DETROIT -- The head of the National Highway Traffic Safety Administration said today that the agency is negotiating with Fiat Chrysler Automobiles to settle a dispute over the automaker’s handling of recalls, but nothing has been signed.
Speaking to reporters in Detroit ahead of a conference about autonomous vehicles, NHTSA Administrator Mark Rosekind said a settlement -- known as a consent order -- with FCA “would be a strong outcome if we could do that.”
FCA representatives were called to a special hearing on July 2 at NHTSA to answer questions about 23 recalls that the agency alleges were improperly executed. After the hearing, Rosekind said that FCA would face penalties for its actions.

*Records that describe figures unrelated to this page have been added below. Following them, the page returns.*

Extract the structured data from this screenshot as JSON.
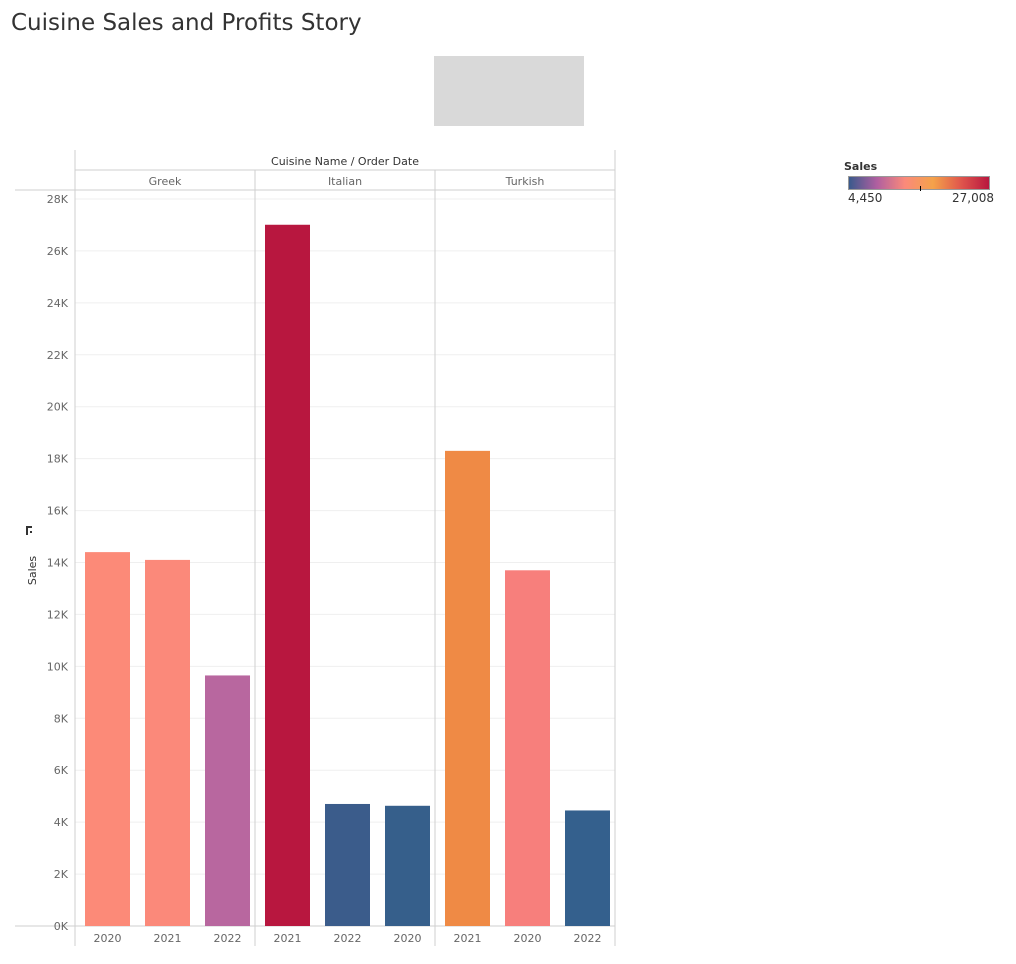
{
  "story_title": "Cuisine Sales and Profits Story",
  "header_label": "Cuisine Name / Order Date",
  "legend": {
    "title": "Sales",
    "min_label": "4,450",
    "max_label": "27,008",
    "gradient_colors": [
      "#3a5a8c",
      "#b05fa0",
      "#fa8a7a",
      "#f4a24a",
      "#e0564c",
      "#b8173f"
    ]
  },
  "chart_data": {
    "type": "bar",
    "title": "",
    "ylabel": "Sales",
    "ylim": [
      0,
      28000
    ],
    "yticks": [
      0,
      2000,
      4000,
      6000,
      8000,
      10000,
      12000,
      14000,
      16000,
      18000,
      20000,
      22000,
      24000,
      26000,
      28000
    ],
    "ytick_labels": [
      "0K",
      "2K",
      "4K",
      "6K",
      "8K",
      "10K",
      "12K",
      "14K",
      "16K",
      "18K",
      "20K",
      "22K",
      "24K",
      "26K",
      "28K"
    ],
    "grid": true,
    "groups": [
      {
        "name": "Greek",
        "bars": [
          {
            "year": "2020",
            "value": 14400,
            "color": "#fc8a78"
          },
          {
            "year": "2021",
            "value": 14100,
            "color": "#fb897a"
          },
          {
            "year": "2022",
            "value": 9650,
            "color": "#b8679f"
          }
        ]
      },
      {
        "name": "Italian",
        "bars": [
          {
            "year": "2021",
            "value": 27008,
            "color": "#b8173f"
          },
          {
            "year": "2022",
            "value": 4700,
            "color": "#3b5c8b"
          },
          {
            "year": "2020",
            "value": 4630,
            "color": "#365f8b"
          }
        ]
      },
      {
        "name": "Turkish",
        "bars": [
          {
            "year": "2021",
            "value": 18300,
            "color": "#ef8a45"
          },
          {
            "year": "2020",
            "value": 13700,
            "color": "#f77f7c"
          },
          {
            "year": "2022",
            "value": 4450,
            "color": "#34608d"
          }
        ]
      }
    ]
  }
}
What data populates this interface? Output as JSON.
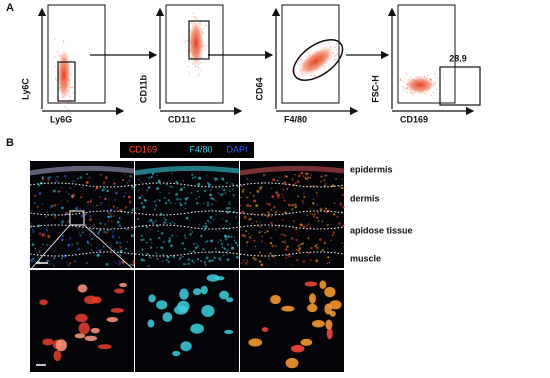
{
  "panel_a": {
    "label": "A",
    "plots": [
      {
        "y_label": "Ly6C",
        "x_label": "Ly6G"
      },
      {
        "y_label": "CD11b",
        "x_label": "CD11c"
      },
      {
        "y_label": "CD64",
        "x_label": "F4/80"
      },
      {
        "y_label": "FSC-H",
        "x_label": "CD169"
      }
    ],
    "gate_value": 28.9
  },
  "panel_b": {
    "label": "B",
    "stains": [
      "CD169",
      "F4/80",
      "DAPI"
    ],
    "regions": [
      "epidermis",
      "dermis",
      "apidose tissue",
      "muscle"
    ]
  }
}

“There’s a long list of things that [FCA did that] put people at risk,” Rosekind told reporters today.
Rosekind said he is encouraged by the public comments that FCA CEO Sergio Marchionne and other executives have made about the automaker working more closely with NHTSA. But “we’re going to be watching for the actions that follow,” he added.
NHTSA attorneys are considering a number of penalties for FCA, from monitoring and reporting programs up to, and including, vehicle buybacks, Rosekind said.
But he said that even if NHTSA and FCA reach a settlement that would impose harsh penalties and closer monitoring of the automaker, “it doesn’t mean that we’re done with Chrysler.”
In other comments, Rosekind said:
- Ongoing testing of recovered airbag inflators -- those already pulled from recalled vehicles -- shows an elevated risk of failure for vehicles in one state. “Seventy to 80 percent of the ruptures are coming from Florida,” he said. Rosekind said that automakers and NHTSA are working toward “a fall event” in which they can present a coordinated campaign to replace millions of defective airbag inflators in the nation’s fleet.
- The agency will update its aging New Car Assessment Program beginning this fall. The program, which awards star ratings to vehicles based on a series of crash tests, will be updated to recognize added safety features, such as autonomous braking, the NHTSA head said. “It looks like it’s coming together very, very nicely.”
- NHTSA is reviewing federal vehicle safety rules to determine whether self-driving vehicle technology that automakers and Google Inc. are road testing comply with the law. The agency is looking at a list of rules that could affect the rollout of features such as Tesla Motors Inc.’s Autopilot hands-free driving system or General Motors’ proposed Super Cruise system planned for some Cadillac models.